Ve yüksek sesle anlatmak hapisaneyi herkese ve kendine.
Hapisane hala düşlerine girer,
uyanırsın sıçrayarak.
Yakanı bırakmaz alışkanlıklarıyla yasakları hapisane yıllarının.
Kapatamazsın mektuplarının zarflarını,
karavana vakitlerini, beklersin,
ve akşamlar kararınca kapının dışardan kilitlenmesini,
yanmasını ampullerin kendiliğinden.
Sevinç.
Düğün, bayram.
Ama bayram günlerinin de sonu var bütün günler gibi.

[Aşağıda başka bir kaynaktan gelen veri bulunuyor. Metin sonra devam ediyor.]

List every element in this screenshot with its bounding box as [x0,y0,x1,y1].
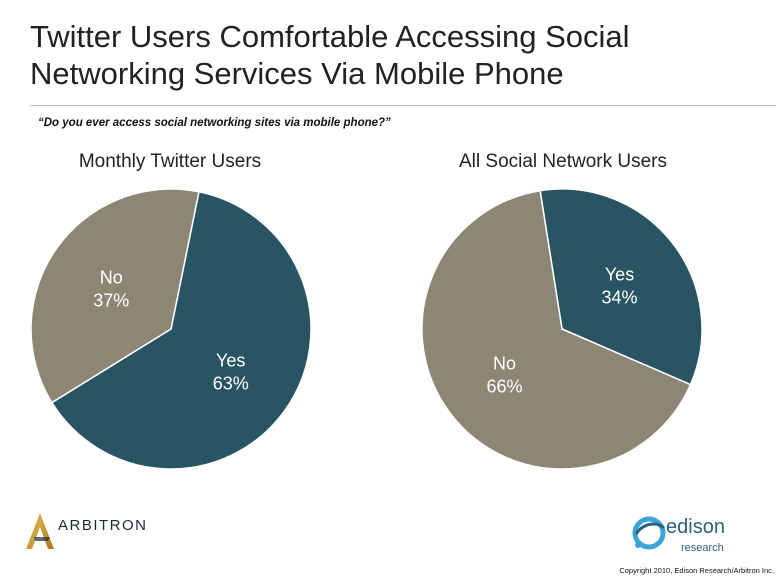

Bakarsın, evinin damı akıyor,
pencereler, kapılar onarılmak ister,
su getirtmek, açtırmak gazı, elektriği,
yatak çarşafı almak, tabak, çanak, kitap.
Kolların hazır çalışmağa,
onlar içierde de çalıştırıldılar,
ama bilgi`n uyutuldu.
Paran da yok.
Borca batmak da tehlikeli.
Nerden, neresinden, nasıl kurmağa başlamalı evini hürriyetinin?
hapisten çıkanın haline benziyor hali Tanganika`nın.